Sonuçta banker Ebenezer Dorset (40 yıldan beri bu adı hiç unutmamışımdır) çaylak haydutlara acır, merhamete gelir ve almayı düşündükleri fidye miktarının üstünde bir para ödemeleri halinde öz çocuğunu kabul etmeye razı olur. Haydutlar fidyeyi öder ve Ebenezer Dorset, haydutlara, on dakika zaman tanır; çünkü çocuğunu, yani Kaçırılan Kızıl Reis'i ancak o kadar zaptedebilecektir!

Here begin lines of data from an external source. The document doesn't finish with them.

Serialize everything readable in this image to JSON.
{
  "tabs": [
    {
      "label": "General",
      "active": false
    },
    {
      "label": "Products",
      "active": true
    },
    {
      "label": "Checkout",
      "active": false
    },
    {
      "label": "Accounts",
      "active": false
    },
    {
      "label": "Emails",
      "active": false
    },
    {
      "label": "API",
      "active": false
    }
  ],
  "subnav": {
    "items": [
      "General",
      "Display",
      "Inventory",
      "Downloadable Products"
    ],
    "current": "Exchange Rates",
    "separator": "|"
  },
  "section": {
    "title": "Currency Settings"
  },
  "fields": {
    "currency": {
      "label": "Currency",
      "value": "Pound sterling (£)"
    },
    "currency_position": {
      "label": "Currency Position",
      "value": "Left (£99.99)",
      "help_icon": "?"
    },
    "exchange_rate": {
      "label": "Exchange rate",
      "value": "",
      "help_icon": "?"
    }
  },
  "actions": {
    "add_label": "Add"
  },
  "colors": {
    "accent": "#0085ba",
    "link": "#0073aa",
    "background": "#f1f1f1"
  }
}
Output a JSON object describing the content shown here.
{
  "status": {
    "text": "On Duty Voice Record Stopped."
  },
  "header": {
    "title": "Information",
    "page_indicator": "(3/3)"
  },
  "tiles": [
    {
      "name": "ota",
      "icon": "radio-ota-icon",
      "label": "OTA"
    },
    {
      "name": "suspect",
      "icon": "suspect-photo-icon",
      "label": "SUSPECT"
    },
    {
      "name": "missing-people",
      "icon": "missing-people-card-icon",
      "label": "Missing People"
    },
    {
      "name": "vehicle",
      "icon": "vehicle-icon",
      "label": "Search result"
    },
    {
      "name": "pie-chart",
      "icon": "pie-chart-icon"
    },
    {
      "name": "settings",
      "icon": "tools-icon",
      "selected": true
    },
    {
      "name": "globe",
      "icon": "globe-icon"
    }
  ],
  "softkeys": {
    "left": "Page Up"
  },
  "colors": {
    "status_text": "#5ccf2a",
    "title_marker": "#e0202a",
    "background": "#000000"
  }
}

Bu hikâyeyi, pek hanımefendi vekîlemiz Sabahat hanım, polis şefini tokatladığında hatırlamıştım evvela. Ardından BDP sözcülerinin kamuoyunu sinir etmek, zıvanadan çıkarmak için sarfettikleri her söz bende aynı tesiri uyandırdı,
-Bir başbakan yetmez, birkaç tane daha olsun...
-Kötü şeyler olacak...
-Devletle olmuyorsa halkımız kendi demokrasisini kuracaktır...
Herhalde dış konjonktürden aldıkları ilhamlarla kamuoyunun sinir uçlarını koparmayı amaçlayan bu sözlerin, bir meseleyi görünür hale getirmekten ziyade tepki ve öfkeyi yoğunlaştırmaya yaradığını kim inkâr edebilir? Kaldı ki bu sözler lâfta kalmıyor; pusulardaki mevzilerden güvenlik güçlerine ateş kusan namlu ağızlarıyla aynı nağmeyi terennüm ediyor. Düzdekilerin tehdidlerini, dağdakiler icra ediyor.
Seçim sürecinde iyiden iyiye BDP-PKK çizgisinin tekeline düşmüş görünen Kürt muhalefeti, kamuoyunda sevimlilikten yana ne kazancı varsa onu da bugünlerde birer birer kaybediyor. Bu noktada teselli verici tek husus, bu gibi sivri çıkışların "politik bir anlam"dan ziyade, Kaçırılan Kızıl Reis'in hiperaktif şiddet darbelerini andıran birer tahrik vuruşu anlamına geldiğidir. Asabiye mütehassıslarının ellerindeki lastik çekici diz ve dirsek altına vurarak tepki ölçmelerini andıran bir çocuksuluk bu. Bütün hesap, "İşte gördünüz, barışı denedik olmadı, suç bizden gitti" diyebilmek.
Barışı hiç denemiş miydiniz diyeceğim ama anlaşılacağından emin değilim; bu günlerde bir eli mecliste öteki dağda gezen Stalinist bir partinin ismi haline geleli beri "barış" kelimesi saffetini kaybetti.
Gülünesi çocukluklar ama hanelere figan düşürüyor.
Az kalsın unutacaktım; bir yerlerden bulabilirseniz Aziz Nesin'in "Mu ni?" başlıklı hikâyesini okumanızı da tavsiye ederim. Bakalım size kimleri hatırlatacak?